Menurut Fadlil, dulu hukum dianggap sebagai sesuatu yang khas dan tertutup. “Karena punya nalar sendiri dan cara sendiri. Bahkan punya logika sendiri,” jelasnya. Namun kini, hal itu sudah mulai berubah. Sekarang, nalarnya sudah mulai terbuka. Semua orang bisa bicara hukum. Dengan kata lain, orang berhukum dalam semua aspek kehidupan. “All inclusiveness”.
Selain itu, di Indonesia dulu Undang-Undang Dasar 1945 ditegakkan melalui mekanisme politik. Padahal, lanjut Fadlil, menegakkan hukum dengan melalui mekanisme politik dapat diibaratkan dengan cacat bawaan sejak lahir. Sebab, mekanisme politik sangat dipengaruhi oleh jumlah atau kuantitas. Di mana, pengambilan keputusan beradasarkan pada mekanisme politik ini acapkali mengenyampingkan keadilan dan kepastian hukum. Bahkan, “nyaris gak ada,” tegasnya.
Oleh karena itulah, sekarang semestinya para penegak hukum berorientasi pada keadilan substantif. Menurut Fadlil, terkadang hakim harus berani menerabas belenggu aturan hukum formal untuk menemukan keadilan substantif. Hal ini sejalan pula dengan yang diupayakan oleh MK selama ini.

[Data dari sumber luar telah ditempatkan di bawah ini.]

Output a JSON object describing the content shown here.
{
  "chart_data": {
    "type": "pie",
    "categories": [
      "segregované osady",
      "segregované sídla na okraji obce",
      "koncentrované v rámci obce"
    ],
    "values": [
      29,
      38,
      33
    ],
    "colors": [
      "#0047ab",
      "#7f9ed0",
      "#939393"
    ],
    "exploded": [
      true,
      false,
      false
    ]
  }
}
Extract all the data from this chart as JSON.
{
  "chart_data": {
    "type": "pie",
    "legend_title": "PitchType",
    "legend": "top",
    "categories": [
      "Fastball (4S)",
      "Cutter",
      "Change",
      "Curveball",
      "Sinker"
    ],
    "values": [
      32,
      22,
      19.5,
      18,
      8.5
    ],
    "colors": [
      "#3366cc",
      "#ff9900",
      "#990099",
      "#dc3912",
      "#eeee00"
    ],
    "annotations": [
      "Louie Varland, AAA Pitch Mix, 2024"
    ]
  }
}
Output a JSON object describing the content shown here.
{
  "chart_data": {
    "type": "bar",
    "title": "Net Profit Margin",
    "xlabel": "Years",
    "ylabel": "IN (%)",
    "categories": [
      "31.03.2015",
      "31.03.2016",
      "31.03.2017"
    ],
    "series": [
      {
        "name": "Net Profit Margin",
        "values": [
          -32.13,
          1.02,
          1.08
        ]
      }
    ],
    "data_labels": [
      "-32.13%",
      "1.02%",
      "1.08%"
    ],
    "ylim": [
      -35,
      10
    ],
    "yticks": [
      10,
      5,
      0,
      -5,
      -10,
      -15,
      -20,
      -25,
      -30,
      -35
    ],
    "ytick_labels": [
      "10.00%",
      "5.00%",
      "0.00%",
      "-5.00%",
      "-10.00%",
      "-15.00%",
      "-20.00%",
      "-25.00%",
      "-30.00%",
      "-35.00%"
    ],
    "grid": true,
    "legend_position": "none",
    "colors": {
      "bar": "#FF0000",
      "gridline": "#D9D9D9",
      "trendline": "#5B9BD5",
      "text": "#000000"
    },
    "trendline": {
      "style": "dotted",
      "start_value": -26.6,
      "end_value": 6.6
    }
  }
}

Menanggapi pertanyaan yang muncul dalam sesi tanya jawab, Fadlil mengakui, baik buruknya produk hukum tetap saja hal itu mesti dihargai dan dihormati sebagai hasil kerja lembaga legislasi. Tentu saja sepanjang belum dinyatakan bertentangan dengan Konstitusi oleh MK. Jika ada pandangan bahwa hukum itu dipengaruhi oleh kondisi sosial dan politik, menurut dia, merupakan hal yang wajar. Karena, dalam proses pembentukan hukum itu ada berbagai macam kepentingan, termasuk kepentingan politik. “Hukum itu produk politik,” kata dia seraya mengutip hasil desertasi Ketua Mahkamah Konstitusi Moh. Mahfud MD. (Dodi/mh)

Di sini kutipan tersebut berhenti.